If you voted Positive Feedback then I'd suggest you watch this video:
Positive and negative feedback can both be effective. It all depends on the person delivering and receiving the feedback and the environment and circumstance in which the feedback is being given.
imo healthy feedback in general requires both positive and negative feedback, although perhaps a more praise-in-public and criticize-in-private approach. negative feedback(properly given, this would probably be better termed as constructive criticism) is important if you want your subject to improve in areas where he is lacking, but when you give someone negative feedback in public, he's going to receive a negative stigma in his peers' eyes that won't go away easily, whereas if you give that same feedback in private, assuming he's willing to fix his problems he's going to work harder to improve without the added baggage of social degradation.

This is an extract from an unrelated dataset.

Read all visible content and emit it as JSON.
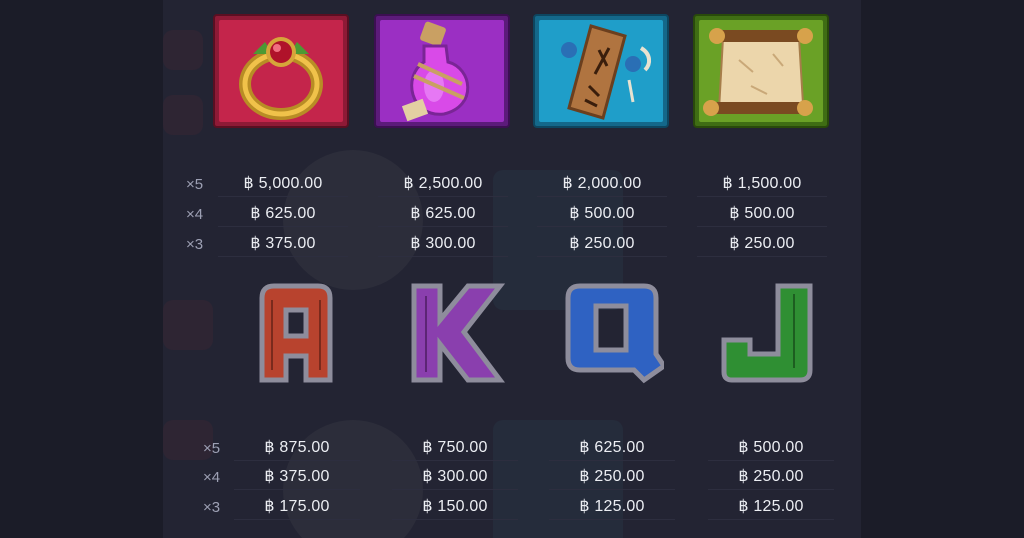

Probably 3/4 of that video was him explaining and giving random examples of regression to the mean, lol
His opinion by the end , the tl;dr if you will, is basically that all the case studies revolving around the differences between positive and negative feedback are flawed and are caused by regression to the mean rather than the feedback itself. I chuckled at the end when he said that positive feedback may work out better in the long run, although all of his given statistics suggested otherwise.

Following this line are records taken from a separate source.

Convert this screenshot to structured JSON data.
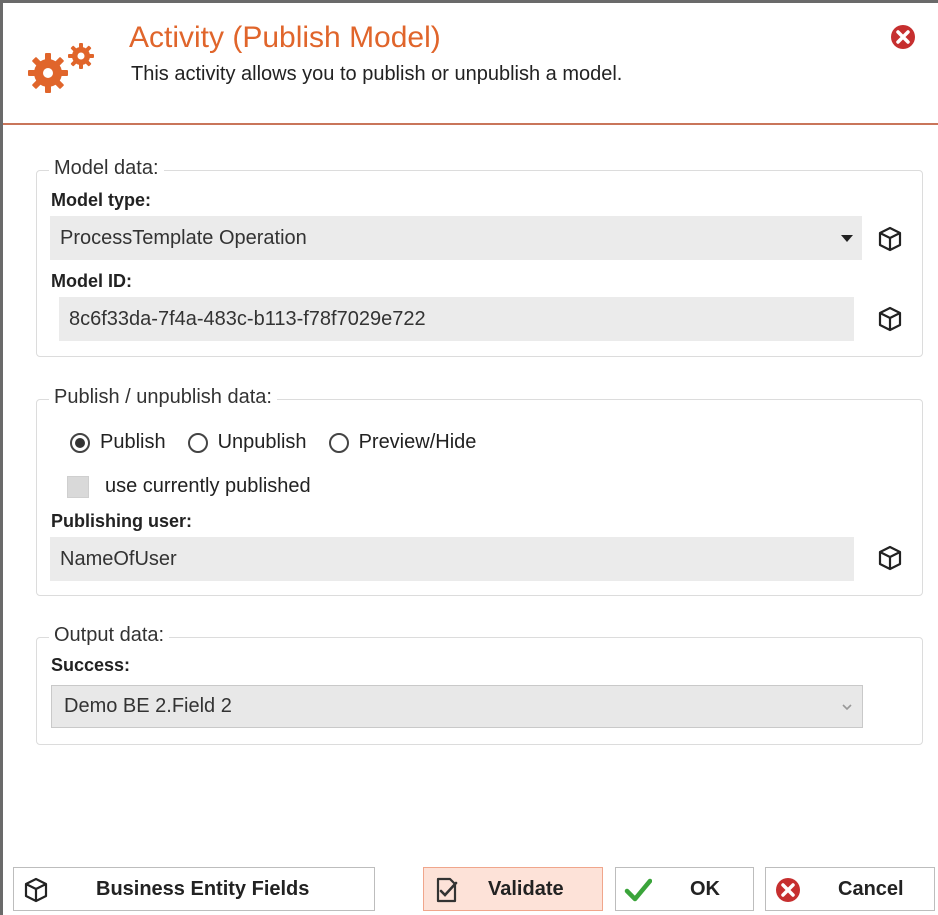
{
  "header": {
    "title": "Activity (Publish Model)",
    "subtitle": "This activity allows you to publish or unpublish a model.",
    "icon": "gears-icon",
    "accent_color": "#e0652b"
  },
  "model_group": {
    "legend": "Model data:",
    "model_type_label": "Model type:",
    "model_type_value": "ProcessTemplate Operation",
    "model_id_label": "Model ID:",
    "model_id_value": "8c6f33da-7f4a-483c-b113-f78f7029e722"
  },
  "publish_group": {
    "legend": "Publish / unpublish data:",
    "options": [
      "Publish",
      "Unpublish",
      "Preview/Hide"
    ],
    "selected": "Publish",
    "use_current_label": "use currently published",
    "use_current_checked": false,
    "user_label": "Publishing user:",
    "user_value": "NameOfUser"
  },
  "output_group": {
    "legend": "Output data:",
    "success_label": "Success:",
    "success_value": "Demo BE 2.Field 2"
  },
  "footer": {
    "business_entity_label": "Business Entity Fields",
    "validate_label": "Validate",
    "ok_label": "OK",
    "cancel_label": "Cancel"
  }
}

Dude is GREAT at saying very little with lots of words.
imo healthy feedback in general requires both positive and negative feedback, although perhaps a more praise-in-public and criticize-in-private approach. negative feedback(properly given, this would probably be better termed as constructive criticism) is important if you want your subject to improve in areas where he is lacking, but when you give someone negative feedback in public, he's going to receive a negative stigma in his peers' eyes that won't go away easily, whereas if you give that same feedback in private, assuming he's willing to fix his problems he's going to work harder to improve without the added baggage of social degradation.
Of course, the more egotistical the subject, the less the praise-in-public criticize-in-private approach is going to work.

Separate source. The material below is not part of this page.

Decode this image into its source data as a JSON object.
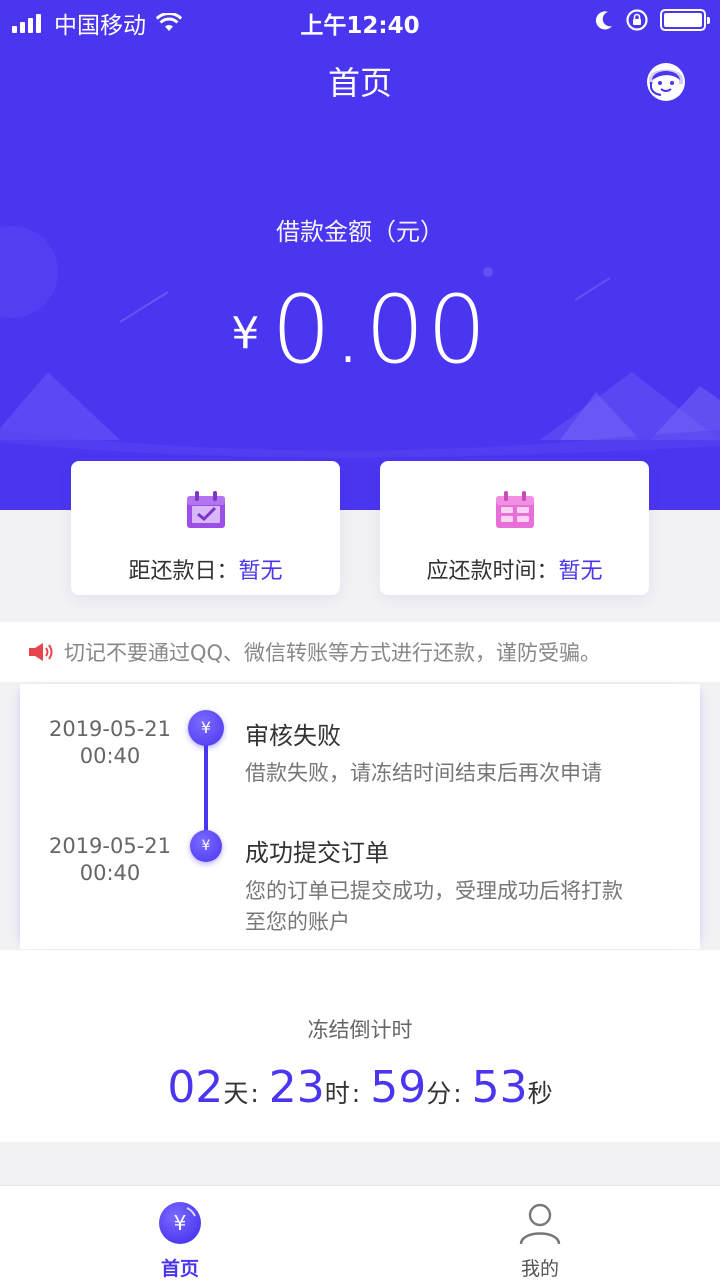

Negative feedback can be useful, although I wouldn't call it 'negative feedback'. But just because you're telling someone that they did something wrong, doesn't mean that you have to be disrespectful.
No that is just feedback. Feedback is the evaluation of a persons actions. If the actions were wrong, the feedback will be 'what you did was wrong/bad'. There are however many different ways to do this in respectful manner.Telling someone they did something wrong is negative feedback, as it is indeed feedback and it is indeed negative.